Out of the blind turmoil came running figures, blaspheming in horrible rage. "They're there too!"

"It's another regiment!"

"They're killing everybody!"

The noise grew louder.

Major Grinnell halted at the head of his men. McGue, surrounded by a cowed hundred of the strikers, walked quietly out. "Do you want to arrest us?"

Methodically the houses and alleys were combed, until close to five hundred men, women and children had been herded into the trampled square. One by one they were marched before the guards and deputies; a hundred and nine were pointed out largely at random, as having had some part in the attack. The rest who were involved had slipped away between the two lines of attackers. Wailing and lamenting, the former were herded away into the overcrowded jails.

That night the militia encamped in the remains of the settlement. Fire had destroyed the western third of the houses, a fire which the soldiers made no attempt to put out.

Not a striker was permitted to enter the barred area.

Jim Hewin, back on duty as a sheriff's deputy, led one of the squads that scoured the surrounding woods the next morning for fugitives and bodies. "Hey, 'Red,'—they pipped somebody here," he explained.

It was the rocky road behind the settlement, which led above the wet-weather falls of the brook that eased away into Shadow Creek. The oasis of grass in the middle of the sandy road was darkly muddied by a mixture of dirt and blood. A cap, crumpled, the visor torn loose, lay in the clawed sand beside it.

"Red" Jones ran up. Hewin's quick eyes zigzagged eagerly. "Look, 'Red'—he went here!"

The trail of blood began again a few feet beyond the road. A heavy body had been dragged over succulent pokeberry plants: moist pithy leaves swung crushed, oozing their thick sap; dark berries lay mashed upon a soil purple with their blood.

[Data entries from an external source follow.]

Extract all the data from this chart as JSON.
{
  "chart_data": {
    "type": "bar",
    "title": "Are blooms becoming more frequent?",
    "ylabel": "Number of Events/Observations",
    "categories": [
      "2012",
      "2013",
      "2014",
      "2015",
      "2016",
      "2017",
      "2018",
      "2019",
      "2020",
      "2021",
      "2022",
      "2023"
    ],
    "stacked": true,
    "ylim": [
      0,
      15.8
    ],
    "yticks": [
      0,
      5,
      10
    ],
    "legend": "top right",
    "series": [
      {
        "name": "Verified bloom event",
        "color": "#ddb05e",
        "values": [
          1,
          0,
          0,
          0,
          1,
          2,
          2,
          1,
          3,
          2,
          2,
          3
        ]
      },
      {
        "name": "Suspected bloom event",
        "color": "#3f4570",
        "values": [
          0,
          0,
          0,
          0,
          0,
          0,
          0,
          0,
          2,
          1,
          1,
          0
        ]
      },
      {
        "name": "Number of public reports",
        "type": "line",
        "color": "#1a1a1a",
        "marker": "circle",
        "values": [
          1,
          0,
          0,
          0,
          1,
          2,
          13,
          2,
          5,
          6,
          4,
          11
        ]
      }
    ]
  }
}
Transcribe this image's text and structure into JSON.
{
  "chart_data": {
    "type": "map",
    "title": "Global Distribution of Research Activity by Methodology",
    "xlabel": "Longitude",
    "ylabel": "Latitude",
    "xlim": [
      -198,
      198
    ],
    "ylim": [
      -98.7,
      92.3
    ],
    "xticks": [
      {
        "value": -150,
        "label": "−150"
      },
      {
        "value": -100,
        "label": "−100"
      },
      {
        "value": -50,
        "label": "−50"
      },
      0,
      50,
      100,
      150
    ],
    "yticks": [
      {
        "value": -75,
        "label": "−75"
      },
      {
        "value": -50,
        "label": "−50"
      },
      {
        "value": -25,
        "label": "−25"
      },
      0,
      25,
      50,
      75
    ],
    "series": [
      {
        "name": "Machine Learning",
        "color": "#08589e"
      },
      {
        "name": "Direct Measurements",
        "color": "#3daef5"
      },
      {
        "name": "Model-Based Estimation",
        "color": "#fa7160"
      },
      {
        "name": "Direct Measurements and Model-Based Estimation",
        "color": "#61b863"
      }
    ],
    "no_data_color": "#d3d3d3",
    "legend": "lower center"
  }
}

They parted the sumach and haw bushes screening the falls.

The slimed slope of gray rocks was darkened by a muddy reddish trickle of water. It was a broken stretch of seventy feet to the green stagnancy below.

"Hey, 'Red'——" Jim's voice dropped; his shaking hand pointed to an awkward mass half way down the incline.

They slid cautiously, clutching the rough crag edges beside the water.

Caught in one of the shelf-flaws of the rock, his miner's shirt coagulated with blackened blood, his stained overalls soggy with the water, lay a dead negro.

Hewin turned the body over; his fingers shrank and slipped at the moist unpleasantness.

They peered into the dead face of Ed Cole. A clinging mould of leaves half obscured the deputy's badge on his greasy lapel.

Jim's eyes expanded. "Cole, you know—he shot John Dawson."

They regarded the face for a few minutes.

"Got any terbaccer, Jim?"

"Red" lit up his pipe.

"Guess we'll tote 'im back—down that way, huh?"

The dank and dripping bundle was carried and dragged through the scratching underbrush. When they reached the road at last, they rested it on a scaly-bark's littered knees.

Jim rubbed the sweat off from his forehead with his soaked sleeves. "Hell, he's heavy, ain't he? This'll do.... You see Huggins; he'll send a wagon." His hands pushed throughout his trousers pockets. "Did you gimme them matches back?"